A. C. — The Saudis claim the corpse was handed over to one of their agents in Turkey who then vanished. This is a rather strange explanation when we know that the Turks have a very dense surveillance system in the streets of Istanbul and that they told me they studied 3,000 hours of recording and followed one by one each member of the team and saw no one “handing over” any package whatsoever. Perhaps the body was completely destroyed.
O. XXI. — Were you able to investigate other accusations brought against the Saudi authorities for attempted kidnappings of dissidents?
A. C. — Yes, in order to understand the context. We have proof of Riyadh’s use of illegal equipment to spy on dissidents. This was true before the murder, as when one of Khashoggi’s closest collaborators’ telephone was hacked. More disturbing were the threats received by a dissident who has found refuge in Norway the CIA is said to be the source of this information and has apparently asked the Norwegian services to protect him. Which goes to show that Arabia has not changed its methods since the Khashoggi affair whereas under international law it has an obligation to avoid the repetition of such crimes.
The kidnapping and detention of Saad Hariri in November 2017 should have warned the international community. There is no historical precedent of a country’s prime minister being kidnapped by another country. It was totally incredible but what was even more so was the absence of any international reaction even if France finally freed him. It is as though this sort of behaviour is regarded as a Saudi idiosyncrasy and must simply be accepted as such.
O. XXI. — What are the recommendations contained in your report?
A. C. — Insofar as I do not have a mandate to conduct an international criminal investigation, I exhort the Secretary General to appoint a group of experts who could conduct such an investigation, put together dossiers on each of the individuals who might be indicted. I exhort Saudi Arabia to suspend the ongoing trial proceedings and resume them only with the participation of the international community on the basis of in-depth investigations on al the suspects. The Saudi government must accept responsibility for the execution, which it has still not done. Following Mr Khashoggi’s murder, a number of governments have adopted targeted sanctions against certain Saudi officials. However, this murder was a crime perpetrated by the State.
These individual sanctions, aimed at 17 or more individuals, serve as a smokescreen to distract attention from the responsibility of Saudi Arabia. Nor do the present sanctions answer the key questions concerning the chain of command and the responsibility of high-ranking officials with regard to the execution. Considering the credible evidence of the Crown Prince’s responsibility for Mr Khashoggi’s murder, I recommend that these sanctions should also include the Crown Prince himself and his personal property abroad until proof is provided that he had no responsibility in Mr Khashoggi’s execution.
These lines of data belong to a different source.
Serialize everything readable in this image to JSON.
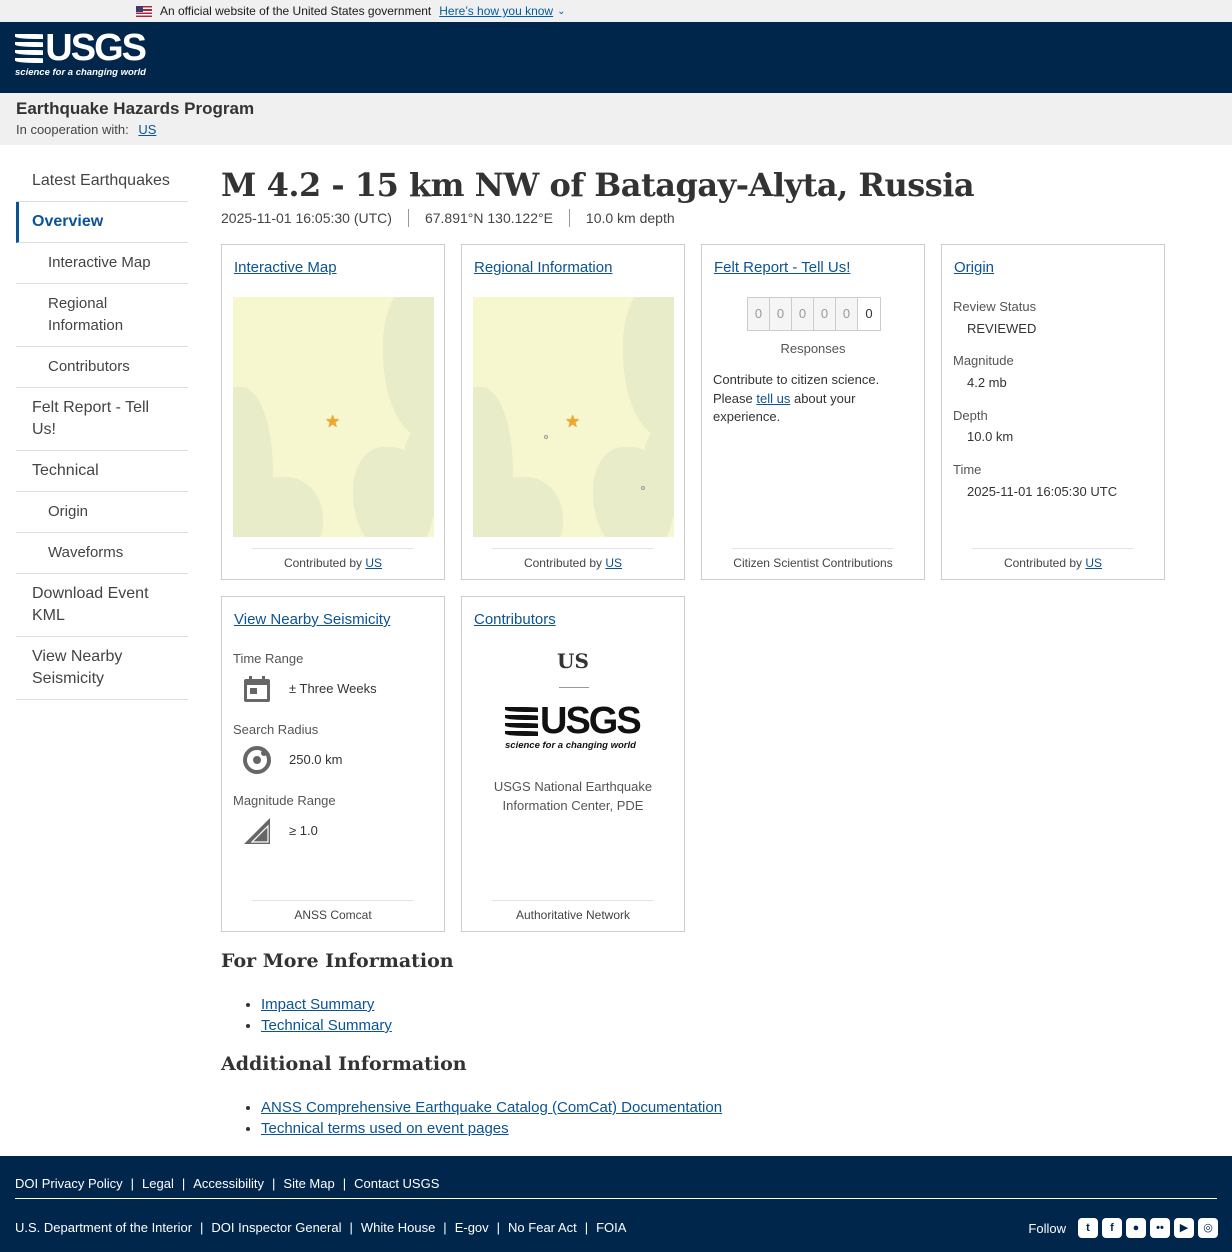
{
  "gov_banner": {
    "text": "An official website of the United States government",
    "how_link": "Here’s how you know"
  },
  "header": {
    "logo_text": "USGS",
    "logo_tagline": "science for a changing world"
  },
  "program": {
    "title": "Earthquake Hazards Program",
    "coop_label": "In cooperation with:",
    "coop_link": "US"
  },
  "sidebar": {
    "items": [
      {
        "label": "Latest Earthquakes"
      },
      {
        "label": "Overview"
      },
      {
        "label": "Interactive Map"
      },
      {
        "label": "Regional Information"
      },
      {
        "label": "Contributors"
      },
      {
        "label": "Felt Report - Tell Us!"
      },
      {
        "label": "Technical"
      },
      {
        "label": "Origin"
      },
      {
        "label": "Waveforms"
      },
      {
        "label": "Download Event KML"
      },
      {
        "label": "View Nearby Seismicity"
      }
    ]
  },
  "event": {
    "title": "M 4.2 - 15 km NW of Batagay-Alyta, Russia",
    "time": "2025-11-01 16:05:30 (UTC)",
    "location": "67.891°N 130.122°E",
    "depth": "10.0 km depth"
  },
  "cards": {
    "interactive_map": {
      "title": "Interactive Map",
      "footer_prefix": "Contributed by",
      "footer_link": "US"
    },
    "regional": {
      "title": "Regional Information",
      "footer_prefix": "Contributed by",
      "footer_link": "US"
    },
    "felt": {
      "title": "Felt Report - Tell Us!",
      "digits": [
        "0",
        "0",
        "0",
        "0",
        "0",
        "0"
      ],
      "responses_label": "Responses",
      "text_before": "Contribute to citizen science. Please",
      "text_link": "tell us",
      "text_after": "about your experience.",
      "footer": "Citizen Scientist Contributions"
    },
    "origin": {
      "title": "Origin",
      "review_label": "Review Status",
      "review_value": "REVIEWED",
      "magnitude_label": "Magnitude",
      "magnitude_value": "4.2 mb",
      "depth_label": "Depth",
      "depth_value": "10.0 km",
      "time_label": "Time",
      "time_value": "2025-11-01 16:05:30 UTC",
      "footer_prefix": "Contributed by",
      "footer_link": "US"
    },
    "nearby": {
      "title": "View Nearby Seismicity",
      "time_label": "Time Range",
      "time_value": "± Three Weeks",
      "radius_label": "Search Radius",
      "radius_value": "250.0 km",
      "mag_label": "Magnitude Range",
      "mag_value": "≥ 1.0",
      "footer": "ANSS Comcat"
    },
    "contributors": {
      "title": "Contributors",
      "code": "US",
      "logo_text": "USGS",
      "logo_tagline": "science for a changing world",
      "name": "USGS National Earthquake Information Center, PDE",
      "footer": "Authoritative Network"
    }
  },
  "more_info": {
    "heading": "For More Information",
    "links": [
      "Impact Summary",
      "Technical Summary"
    ]
  },
  "additional_info": {
    "heading": "Additional Information",
    "links": [
      "ANSS Comprehensive Earthquake Catalog (ComCat) Documentation",
      "Technical terms used on event pages"
    ]
  },
  "footer": {
    "row1": [
      "DOI Privacy Policy",
      "Legal",
      "Accessibility",
      "Site Map",
      "Contact USGS"
    ],
    "row2": [
      "U.S. Department of the Interior",
      "DOI Inspector General",
      "White House",
      "E-gov",
      "No Fear Act",
      "FOIA"
    ],
    "follow_label": "Follow",
    "social": [
      "twitter-icon",
      "facebook-icon",
      "github-icon",
      "flickr-icon",
      "youtube-icon",
      "instagram-icon"
    ]
  },
  "colors": {
    "header_bg": "#00264c",
    "link": "#0b5394",
    "map_bg": "#f7f7cf",
    "star": "#f5a623"
  }
}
More generally, this investigation has shown the vulnerability of journalists and dissidents, even when they have found refuge in exile. Consequently the authorities of host countries must think to revise their policies to guarantee the protection of these individuals. The United Nations also has a role to play. Many initiatives have already been taken: I recommend the international organisation equip itself with the means to investigate targeted assassinations. I propose the creation of a standing investigative body to look into murders and kidnappings of the sort, similar to other existing bodies such as the one currently investigating war crimes in Syria
I also advise the entire international community to set up a fund designed to support projects and programs for the protection of freedom of expression, freedom of the media and freedom of opinion in the Gulf region and to create a fund, named after Jamal Khashoggi to promote freedom of expression and democracy in the Middle East.